En effet, avant la première guerre mondiale, l’Europe était fondée sur le principe des souverainetés suite au Traité de Vienne (1815). À cette époque, les Ruthènes se situent dans l’empire d’Autriche-Hongrie. Après la première guerre mondiale et le Traité de Versailles, l’Autriche-Hongrie se divise et perd beaucoup de territoire. C’est désormais la célèbre phrase du président américain Wilson, « le droit des peuples à disposer d’eux-mêmes » qui prévaut.

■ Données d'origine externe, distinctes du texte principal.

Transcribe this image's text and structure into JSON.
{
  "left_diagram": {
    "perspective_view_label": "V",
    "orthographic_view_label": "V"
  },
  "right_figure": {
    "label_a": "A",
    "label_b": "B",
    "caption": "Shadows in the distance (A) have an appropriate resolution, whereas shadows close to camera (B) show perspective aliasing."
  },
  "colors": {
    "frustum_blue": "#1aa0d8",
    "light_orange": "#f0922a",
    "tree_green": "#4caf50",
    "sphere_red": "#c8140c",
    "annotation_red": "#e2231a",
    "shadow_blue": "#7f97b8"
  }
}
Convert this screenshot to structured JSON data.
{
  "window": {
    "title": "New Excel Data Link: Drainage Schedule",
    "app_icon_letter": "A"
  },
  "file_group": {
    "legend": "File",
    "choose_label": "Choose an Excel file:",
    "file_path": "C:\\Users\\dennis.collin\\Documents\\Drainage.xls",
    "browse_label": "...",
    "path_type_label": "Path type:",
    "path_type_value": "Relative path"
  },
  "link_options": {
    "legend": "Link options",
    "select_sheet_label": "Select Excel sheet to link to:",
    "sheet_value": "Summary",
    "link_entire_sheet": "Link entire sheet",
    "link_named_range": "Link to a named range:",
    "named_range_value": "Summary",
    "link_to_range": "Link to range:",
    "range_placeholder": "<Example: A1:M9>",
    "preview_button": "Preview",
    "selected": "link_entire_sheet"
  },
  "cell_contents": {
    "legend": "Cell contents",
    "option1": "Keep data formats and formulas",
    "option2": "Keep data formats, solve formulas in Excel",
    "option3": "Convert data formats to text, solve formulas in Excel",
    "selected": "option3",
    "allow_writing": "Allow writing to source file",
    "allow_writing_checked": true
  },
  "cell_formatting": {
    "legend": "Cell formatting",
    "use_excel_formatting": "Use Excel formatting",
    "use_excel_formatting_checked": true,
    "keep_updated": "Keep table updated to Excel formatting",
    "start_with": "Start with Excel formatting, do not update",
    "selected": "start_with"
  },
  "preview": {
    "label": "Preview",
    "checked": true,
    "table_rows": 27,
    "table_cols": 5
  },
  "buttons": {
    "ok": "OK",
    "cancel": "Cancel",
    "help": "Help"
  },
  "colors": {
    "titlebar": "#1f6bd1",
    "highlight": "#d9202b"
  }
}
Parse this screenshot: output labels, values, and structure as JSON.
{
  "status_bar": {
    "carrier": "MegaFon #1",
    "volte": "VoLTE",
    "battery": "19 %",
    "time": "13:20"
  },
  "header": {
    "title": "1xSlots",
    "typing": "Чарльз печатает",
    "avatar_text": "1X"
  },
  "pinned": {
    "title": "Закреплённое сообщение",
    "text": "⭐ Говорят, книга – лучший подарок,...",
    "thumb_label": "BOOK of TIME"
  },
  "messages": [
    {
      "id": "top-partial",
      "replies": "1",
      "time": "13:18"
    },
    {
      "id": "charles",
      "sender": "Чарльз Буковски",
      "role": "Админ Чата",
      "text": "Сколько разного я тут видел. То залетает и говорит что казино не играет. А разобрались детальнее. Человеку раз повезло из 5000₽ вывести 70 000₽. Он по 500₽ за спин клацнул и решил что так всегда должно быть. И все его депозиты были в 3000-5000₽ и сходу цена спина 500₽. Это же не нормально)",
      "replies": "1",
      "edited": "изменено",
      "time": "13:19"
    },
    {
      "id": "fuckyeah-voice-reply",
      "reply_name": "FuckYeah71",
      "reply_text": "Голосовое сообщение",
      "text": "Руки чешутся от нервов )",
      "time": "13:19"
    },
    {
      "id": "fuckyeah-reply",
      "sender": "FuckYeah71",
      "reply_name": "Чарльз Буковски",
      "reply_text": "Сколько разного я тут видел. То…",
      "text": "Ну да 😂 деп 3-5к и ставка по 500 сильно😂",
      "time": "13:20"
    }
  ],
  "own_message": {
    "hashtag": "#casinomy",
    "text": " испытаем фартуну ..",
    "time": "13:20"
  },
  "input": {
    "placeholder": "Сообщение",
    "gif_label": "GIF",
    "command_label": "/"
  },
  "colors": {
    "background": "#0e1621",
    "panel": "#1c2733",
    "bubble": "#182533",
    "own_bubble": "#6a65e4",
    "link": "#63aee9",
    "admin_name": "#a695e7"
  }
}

De nouveaux pays émergent parmi lesquels on peut nommer la Pologne, la Tchécoslovaquie, la Roumanie ou encore le Royaume des Serbes, Croates et Slovènes. Les Ruthènes se retrouvent donc partagés sur différents territoires, en Ukraine soviétique, en Roumanie, en Autriche et en Tchécoslovaquie. Après la deuxième guerre mondiale, les Ruthènes se retrouvent essentiellement en Union soviétique et suite à la chute du Mur de Berlin, ils se retrouvent en Ukraine.

 

La question de la langue

 

L’idée de la revendication par la langue n’est pas nouvelle. On l’a retrouve déjà à l’époque romaine où les Romains légitiment le latin face au grec. C’est l’idée que l’usage du latin n’est pas inférieur au grec. Cette langue est donc légitime et on peut la normer. On retrouve également cette idée chez Dante par rapport à la valorisation du toscan. Cela rejoint la conception romantique qui dit qu’une langue équivaut à une nation. C’est la justification de l’existence d’un Etat par des arguments linguistiques.

Dans le cas des Ruthènes, il y a eu quatre orientations politique/linguistique : ukrainophile, russophile, rusynophile, et ruthènophile. La première souhaite un rapprochement avec l’Ukraine, la deuxième avec le russe qui est considéré comme une langue littéraire de haut niveau. Les deux dernières  par contre souhaitent la mise valeur d’un dialecte ruthène. À l’époque de l’empire d’Autriche-Hongrie c’est la dernière solution qui va être privilégiée pour éviter un rapprochement identitaire avec une autre nation, les Ukrainiens (ou «Petits-Russiens») de l'Empire russe,voisin et ennemi.

Peut-on alors considérer que le ruthène est une langue ? Les Slovaques reconnaissent l’existence des Ruthènes à l’inverse des Ukrainiens qui eux les considèrent comme des Ukrainiens. Le nom n’est donc pas une preuve ! Ce n’est pas la dénomination d’une chose qui fait qu’elle existe et est reconnue. Le ruthène peut être considéré comme une langue ou comme un dialecte suivant le statut qu’on lui donne. Soit le ruthène est un dialecte de l’ukrainien et il fait partie du tout, soit le ruthène est une langue et dans ce cas c’est un autre tout. C’est ce qui explique la difficulté rencontrée lorsque l’on essaye de comptabiliser les langues slaves. C’est donc le nom qui fait la langue et pas la langue qui fait le nom. Seul l’artificiel (comme les poteaux de frontière) est réel, le naturel n’est que fantasme.